Ей больше никто не верит. Вот на виду у всех стоит обозленная женщина и, как сумасшедшая, молотит кулаками по чему-то невидимому.

Мессершмидт обязан был потерпеть еще двадцать шесть дней. И тогда она приехала бы в Оделъсберг на автомобиле. Наверное, на автомобиле Каспара Прекля, Прекль сам отвез бы ее туда. Она тут же представила себе, как стоит на пустынной улице у ворот одельсбергской тюрьмы и ждет Мартина.

Нет, нет, она другая, у нее не такое тупое лицо, как у этого слепка. Борьба даже во имя справедливого дела порою превращает хорошего человека в дурного, — сказал ей некто. Но она еще не дошла до такой тупости, кожа у нее еще не совсем задубела. Ерунда. Она выкапывает старый номер газеты со своим портретом, — его набросал художник из «Берлинер иллюстрирте», когда она стояла перед судом присяжных. Поза, поворот головы, негодующий взгляд в сторону прокурора — все это нарочито и явно шаржировано и все равно гораздо правдивее мертвой белой маски.

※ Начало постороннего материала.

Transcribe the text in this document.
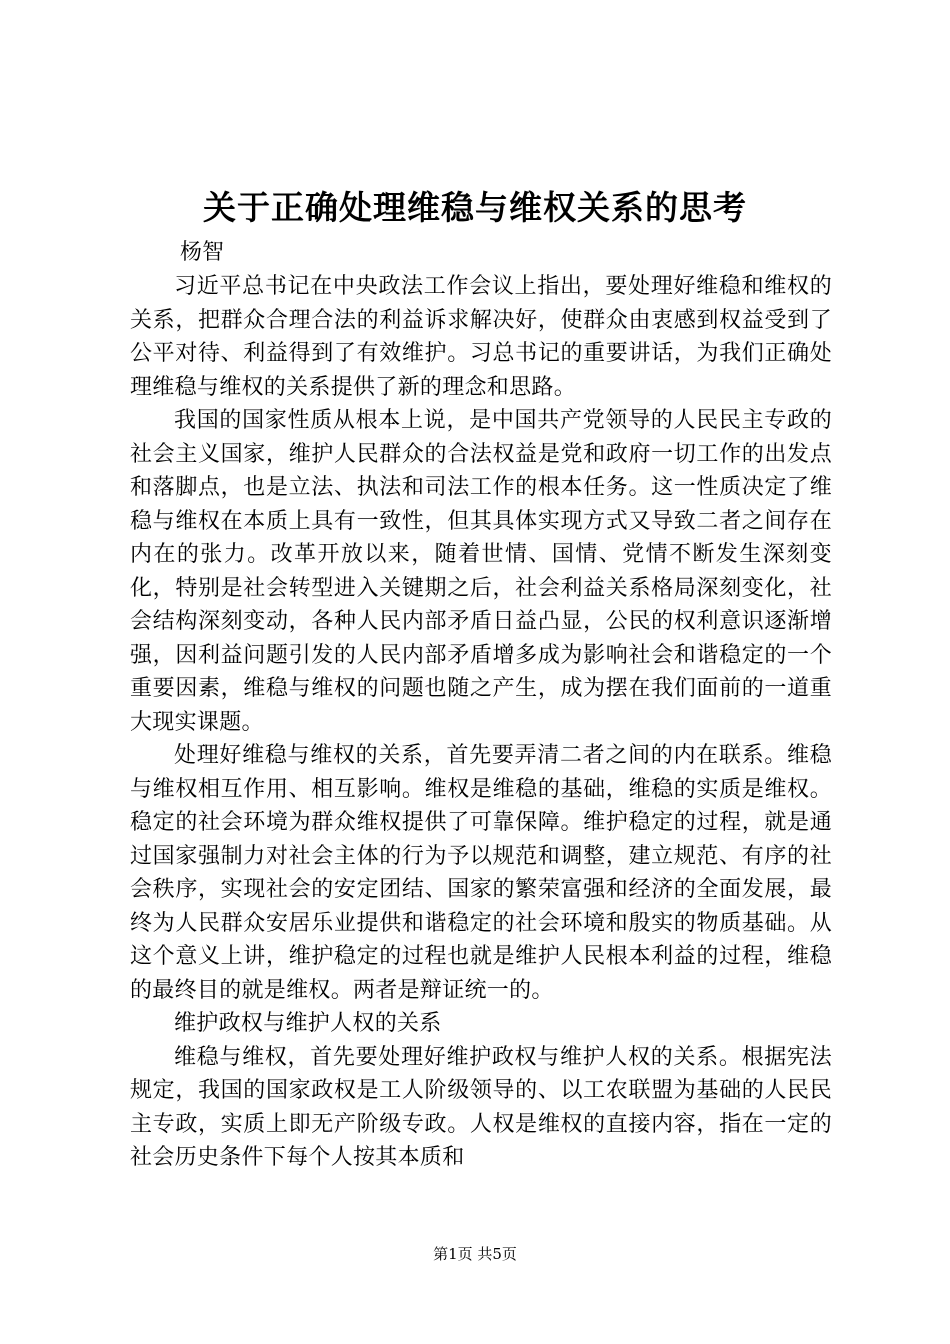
关于正确处理维稳与维权关系的思考

杨智

习近平总书记在中央政法工作会议上指出，要处理好维稳和维权的关系，把群众合理合法的利益诉求解决好，使群众由衷感到权益受到了公平对待、利益得到了有效维护。习总书记的重要讲话，为我们正确处理维稳与维权的关系提供了新的理念和思路。

我国的国家性质从根本上说，是中国共产党领导的人民民主专政的社会主义国家，维护人民群众的合法权益是党和政府一切工作的出发点和落脚点，也是立法、执法和司法工作的根本任务。这一性质决定了维稳与维权在本质上具有一致性，但其具体实现方式又导致二者之间存在内在的张力。改革开放以来，随着世情、国情、党情不断发生深刻变化，特别是社会转型进入关键期之后，社会利益关系格局深刻变化，社会结构深刻变动，各种人民内部矛盾日益凸显，公民的权利意识逐渐增强，因利益问题引发的人民内部矛盾增多成为影响社会和谐稳定的一个重要因素，维稳与维权的问题也随之产生，成为摆在我们面前的一道重大现实课题。

处理好维稳与维权的关系，首先要弄清二者之间的内在联系。维稳与维权相互作用、相互影响。维权是维稳的基础，维稳的实质是维权。稳定的社会环境为群众维权提供了可靠保障。维护稳定的过程，就是通过国家强制力对社会主体的行为予以规范和调整，建立规范、有序的社会秩序，实现社会的安定团结、国家的繁荣富强和经济的全面发展，最终为人民群众安居乐业提供和谐稳定的社会环境和殷实的物质基础。从这个意义上讲，维护稳定的过程也就是维护人民根本利益的过程，维稳的最终目的就是维权。两者是辩证统一的。

维护政权与维护人权的关系

维稳与维权，首先要处理好维护政权与维护人权的关系。根据宪法规定，我国的国家政权是工人阶级领导的、以工农联盟为基础的人民民主专政，实质上即无产阶级专政。人权是维权的直接内容，指在一定的社会历史条件下每个人按其本质和

第1页 共5页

Какой это был праведный гнев. Тем горше, что, и праведный, он выдохся за каких-нибудь два года. Нельзя положить гнев на полку и доставать его оттуда, когда понадобится. Каждый раз приходится заново взвинчивать себя, и с каждым разом это все труднее.

Кто-то должен ей помочь. Но не адвокат Лёвенмауль, не политиканы, не умники-разумники. Она пойдет к Каспару Преклю.

Каспар Прекль был как будто еще глубже погружен в себя, чем прежде. Но мгновенно ожил, стоило ему понять, что теперь, когда в кабинете произошли перемены, надежда на освобождение Мартина Крюгера снова рухнула. Он заявил — да, да, надо немедленно что-то предпринять. Казалось, он только и ждал ее прихода. Мгновенно бросился к телефону, позвонил в управление фирмы «Баварские автомобильные заводы», попросил соединить его с Пятым евангелистом. Пришел в неистовство, начал требовать. Успокоился, только когда сам директор Отто заверил его, что г-н фон Рейндль действительно в отъезде. Иоганна не заметила, как облегченно вздохнул Прекль.

Но он не сложил оружия. Побежал к вдове Ратценбергер. Многие уже пытались туманные показания г-жи Кресценции Ратценбергер облечь в такую четкую форму, чтобы самый недружелюбно настроенный судья не мог от них отмахнуться. Но вдова Ратценбергер не шла ни на какие уговоры. Да, ее Франц Ксавер все еще горел в пламени чистилища, но страх перед Людвигом пересиливал в ней тревогу за покойника, который с ее помощью все-таки стал намного ближе к вечному блаженству, чем раньше. Так что она и на этот раз отнекивалась и увиливала. Но Каспар Прекль продолжал настаивать. Она не поддалась ни мягким уговорам, ни угрозам, не поддалась даже голосу совести, но не выдержала зловещей мрачности Прекля, еще более зловещей, чем мрачность грубияна Людвига. Больная, слабоумная девочка Кати заревела в голос, так она испугалась худющего, злого мужчины, который сердито разговаривал с ее матерью. Чтобы как-нибудь успокоить ее, вдове Ратценбергер пришлось пустить воду из водопроводного крана. Каспар Прекль был неумолим. Под тихое и жалобное пение Кати, под бульканье и журчание воды из крана он заставил вдову Ратценбергер подписать показания куда более ясные и определенные, чем она давала прежде.